En 1952. Pour la promotion de la marque Calor.

20 tonnes de déchets par jour

Depuis les années 1970, la mode du jetable - littéralement - a chassé les vedettes. Tous les gamins postés au bord des routes attrapent au vol stylos, casquettes, maillots et pacotille venue de Chine, madeleines, bonbons et mini-saucissons venus d'on ne sait quelle usine de junk food. La moindre commune qui accueille le Tour ramasse en moyenne vingt tonnes de déchets.

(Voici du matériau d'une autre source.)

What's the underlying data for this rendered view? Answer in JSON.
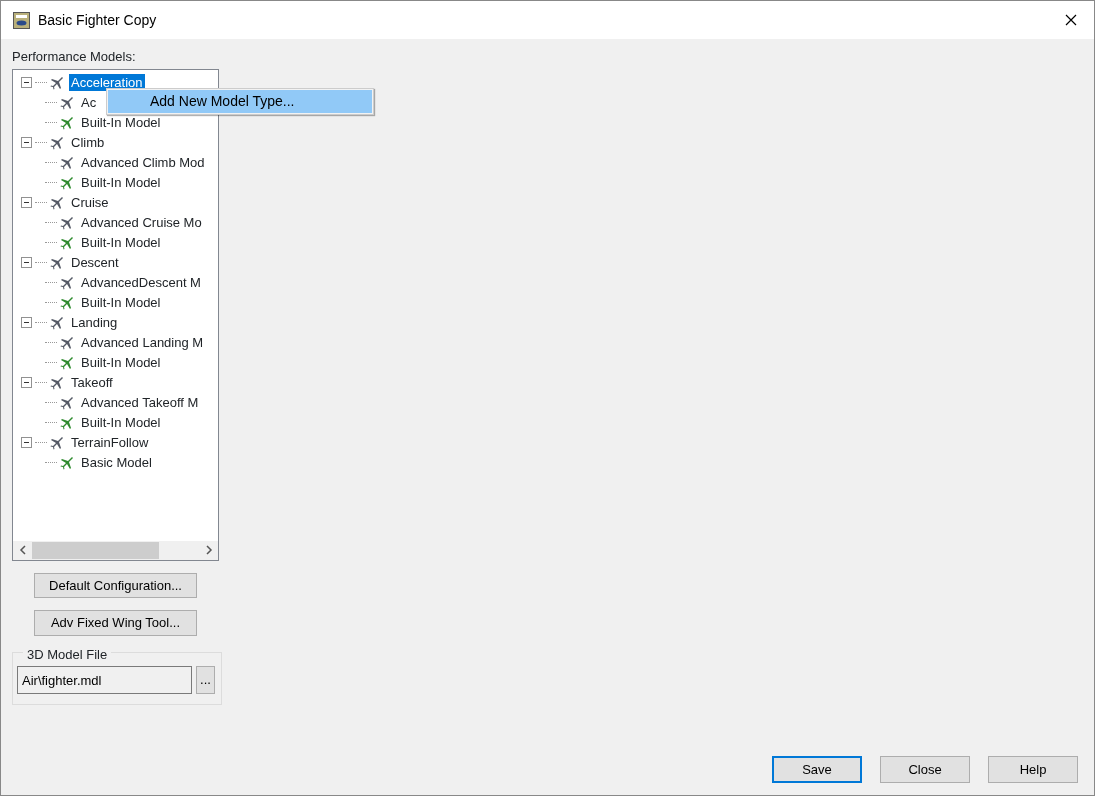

Les écologistes estiment aussi les déplacements de personnels, équipes et suiveurs, ainsi que les publics à plusieurs millions de personnes qui sont devant et derrière les cyclistes sur des véhicules motorisés.

Qu’en pense Amaury Sport organisation (ASO) ? Son argument : «ASO est locataire et non propriétaire des lieux traversés. ASO met tout en place pour que les lieux soient aussi propres en partant qu’en arrivant»

La marque bien nommée Cochonou et ses deuches

18 millions de goodies

Les 176 coureurs méritent-ils une telle gabegie sur 3000 kilomètres ? Est-il bien nécessaire que traînent 1500 bus, camions, autos et motos ? Rien que la caravane publicitaire, c’est 160 véhicules qui vont jeter 18 millions de goodies...

L’itinéraire est jalonné de zones de ravitaillement où les coureurs se lestent de leurs emballages. Les moteurs doivent être coupés (si l’arrêt dépasse la minute), la vitesse est plafonnée. Les objets ne peuvent plus être jetés quand la caravane passe à côté d’un cours d’eau. Et des sacs poubelles devraient être accessibles à tous, ce qui est loin d’être le cas.

Cas édifiant des salles de presse, rapporté par Christian Lecomte (1) où transitent près de 400 journalistes. Pas ou peu de sacs. Certains soirs, «les 2000 copies presse ne bénéficient d'aucun recyclage. Ces feuilles distribuées après chaque étape aux journalistes présents fournissent les classements de l'étape, du général, du maillot vert, du maillot blanc, etc.» D'après Docapost qui photocopie les documents, ce sont 2,5 tonnes de papier chaque année (en 2012, près du double).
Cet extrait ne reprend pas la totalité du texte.